Kali ini penulis fokus pada hal “Penerapan diversi dan in absentia’ dalam penegakkan hukum pemilu terhadap anak. Hal yang menggelitik penulis untuk menuangkan dalam “diskursus” karena malam itu (dalam forum evaluasi sentra gakkumdu tersebut) tidak sempat terbahas tuntas tentang beberapa hal diantaranya: (1) Kasus dugaan pidana pemilu yang dilakukan oleh anak sesuai dengan ketentuan UU 11 Tahun 2012 tentang Sistem Peradilan Pidana Anak (UU SPPA)hanya ditangani oleh 1 kabupaten dari 17 Kabupaten, bahkan sejauh ingatan penulis,, tak banyak (jika tidak bisa dikatakan tidak ada) daerah yang menangani hal serupa. Ini soal kuantitas atau jumlah belum soal perihal atau substansi atau materi pembahasan dan masalah yang dihadapi dalam menangani kasus “pidana pemilu anak” tersebut, yang ketentuan tekhnisnya belum diatur rigid dan detail dalam Perbawaslu atau UU 7 Tahun 2017 tentang Pemilu (UU Pemilu); (2) Soal penerapan in absentia dan diversi anak yang menjadi fokus dari tulisan ini yaitu kasus a quo yang ditangani oleh Sentra Gakkumdu Bombana dimana terdapat dilema soal penerapan in absentia kepada anak pelaku tindak pidana pemilu yang dalam waktu yang sama mempunyai HAK untuk DIVERSI sesuai dengan ketentuan UU SPPA; dalam kasus a quo, anak yang menjadi pelaku tindak pidana pemilu tersebut sesuai dengan bukti awal dari Bawaslu Bombana dan Sentra Gakkumdu telah dinyatakan cukup bukti untuk dilanjutkan ke tahap berikutnya yaitu penyidikan dengan status anak sebagai tersangka, namun faktanya anak tersebut tersebut tidak dapat menghadiri proses pemeriksaan yang dilakukan oleh tim Sentra Gakkumdu karena tidak diketahui keberadaannya, meskipun terhadap kondisi demikian Perbawaslu punya mekanisme In absentia terhadap orang atau pelaku yang tidak menggunakan haknya untuk diperiksa dalam status terklarifikasi, tersangka maupun terdakwa dipengadilan.

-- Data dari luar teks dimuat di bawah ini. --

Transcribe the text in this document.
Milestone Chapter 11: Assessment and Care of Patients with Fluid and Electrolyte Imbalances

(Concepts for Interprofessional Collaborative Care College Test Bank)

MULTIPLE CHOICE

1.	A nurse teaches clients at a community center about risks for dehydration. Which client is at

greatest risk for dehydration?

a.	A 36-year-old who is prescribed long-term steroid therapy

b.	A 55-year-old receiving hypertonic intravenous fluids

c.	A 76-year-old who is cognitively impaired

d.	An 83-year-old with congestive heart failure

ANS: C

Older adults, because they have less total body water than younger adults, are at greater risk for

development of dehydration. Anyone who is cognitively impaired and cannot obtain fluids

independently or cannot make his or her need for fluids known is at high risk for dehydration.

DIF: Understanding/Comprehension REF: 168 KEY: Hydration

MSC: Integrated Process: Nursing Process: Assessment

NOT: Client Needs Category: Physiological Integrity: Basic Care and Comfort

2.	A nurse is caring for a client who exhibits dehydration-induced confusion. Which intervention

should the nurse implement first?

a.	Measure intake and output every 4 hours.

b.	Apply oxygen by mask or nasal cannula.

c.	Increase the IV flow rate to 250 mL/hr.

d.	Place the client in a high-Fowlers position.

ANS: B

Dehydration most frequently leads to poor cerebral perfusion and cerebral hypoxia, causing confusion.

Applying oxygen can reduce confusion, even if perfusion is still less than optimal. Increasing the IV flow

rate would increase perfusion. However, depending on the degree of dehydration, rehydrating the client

Hal lain yang menjadi menarik adalah bahwa setiap anak yang dihadapkan dalam proses hukum (apapun) telah diatur dalam ketentuan tersendiri (Vide: Pasal 6 dan Pasal 7 UU SPPA). Dalam  UU SPPA ditegaskan bahwa setiap anak yang diproses hukum wajib dilakukan diversi terhadapnya oleh penegak hukum di setiap tingkatan pemeriksaan (baik penyidikan oleh kepolisian, penuntutan oleh jaksa penuntut umum maupun Persidangan oleh pengadilan). Itu berlaku baik di dalam persidangan maupun di luar persidangan. Pertanyaannya bagaimana dengan UU Pemilu yang juga lex special dari undang-undang lain karena terkait dengan ihwal pemilu yang bersifat khusus tersebut dan mempunyai mekanisme tersendiri dalam penanganannya.

Bagaimana pula dengan proses yang dilakukan di Bawaslu (proses klarifikasi) yang tidak disebutkan melalui UU SPPA. Bagiamana juga dengan in absentia yang diatur dalam Perbawaslu 31 Tahun 2019 tentang Sentra Gakkumdu sebagai SOP penanganan tindak pidana pemilu oleh Tim sentra Gakkumdu.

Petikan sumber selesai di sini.